How can a particle in circular motion about a fixed point accelerate, if the point doesn't too?

I'm guessing you mean the string constraint that Tension must be equal in both directions at all points in the string except the endpoints, where the tension at the endpoints must be equal and opposite?

So for an object moving in circular motion around a fixed point attached to a string, you're right that the object is moving in a circle because of the tension from the rope giving centripetal force. I think your confusion is coming from, shouldn't the center point also feel a tension and thus accelerate?

So the answer comes from the definition of a "fixed point"! In real life this means nailing something to the ground, or gluing it down, or placing it between a rock and a hard place, etc. This means that the center will indeed feel tension, but it will also feel some resistive force (usually normal or frictional forces) that will keep it from accelerating.

If the center point was not "fixed", then the circular motion would immediately stop, the string would go immediately slack, and the problem would become much more complex.

Hope that answered your question!

To distill (previous answers are correct, but perhaps unnecessarily long if I understand your point of confusion):

For a rigid system moving without rotation, all points in the system move with the same acceleration.

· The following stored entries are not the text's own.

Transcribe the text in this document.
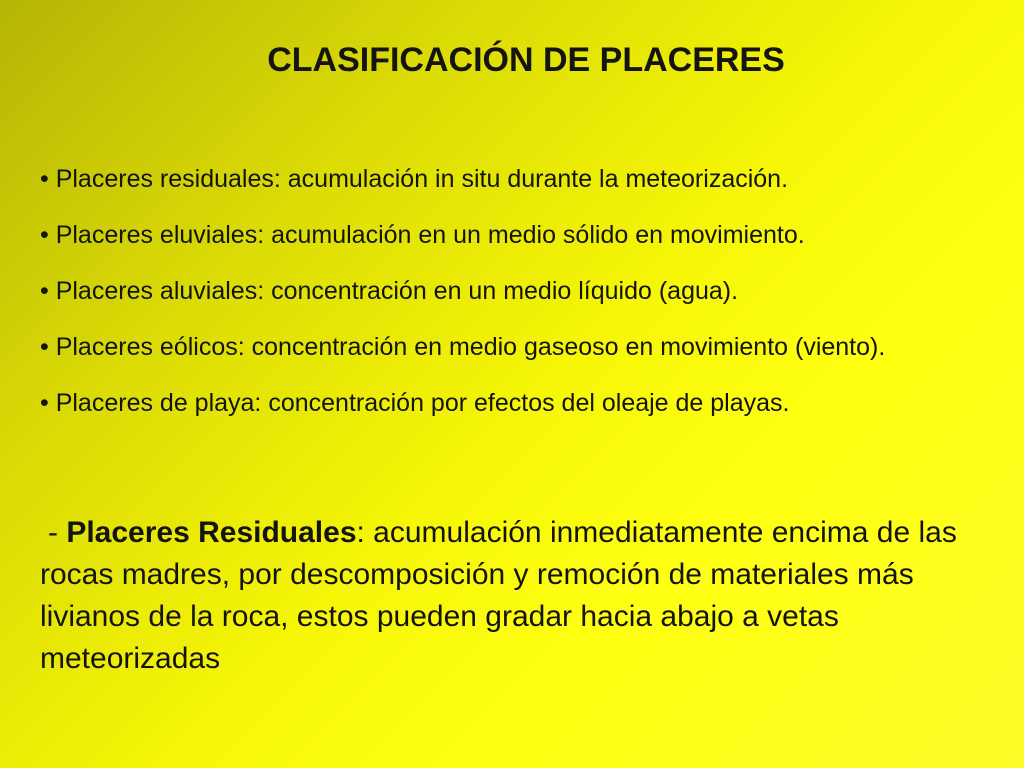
CLASIFICACIÓN DE PLACERES
• Placeres residuales: acumulación in situ durante la meteorización.
• Placeres eluviales: acumulación en un medio sólido en movimiento.
• Placeres aluviales: concentración en un medio líquido (agua).
• Placeres eólicos: concentración en medio gaseoso en movimiento (viento).
• Placeres de playa: concentración por efectos del oleaje de playas.

- Placeres Residuales: acumulación inmediatamente encima de las rocas madres, por descomposición y remoción de materiales más livianos de la roca, estos pueden gradar hacia abajo a vetas meteorizadas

In any other case (i.e. if there is any change in orientation of the system) this is no longer true.

accelerations of both the ends along the string is same if the string is not slacked

Now, I understand your problem.

If you have a string placed in the shape of s in vacuum and if you start pulling it from one end it finally becomes l i.e straight.Here you can say that string isn't slackened because acceleration of both ends in same.

In case of circular motion i.e particle rotating about a fixed centre the string provides the necessary force to keep the particle moving around the centre and this force is called as tension.

Now,since string isn't slackened, is the acceleration of both ends same?

I want to explain what's happening in terms of forces rather than acceleration:

Newton's third law of action and reaction states that if the string exerts an inward centripetal force on the particle, the particle will exert an equal but outward reaction upon the string,the reactive centrifugal force.

The string transmits the reactive centrifugal force from the particle to the centre, pulling upon the centre. Again according to Newton's third law, the centre exerts a reaction upon the string, pulling upon the string. The two forces upon the string are equal and opposite, exerting no net force upon the string (assuming that the string is massless), but placing the string under tension i.e no slackening of the string.

The reason the centre appears to be "immovable"(not accelerating) is because it is fixed. If the rotating ball was tethered to the mast of a boat, for example, the boat mast and ball would both experience rotation about a central point.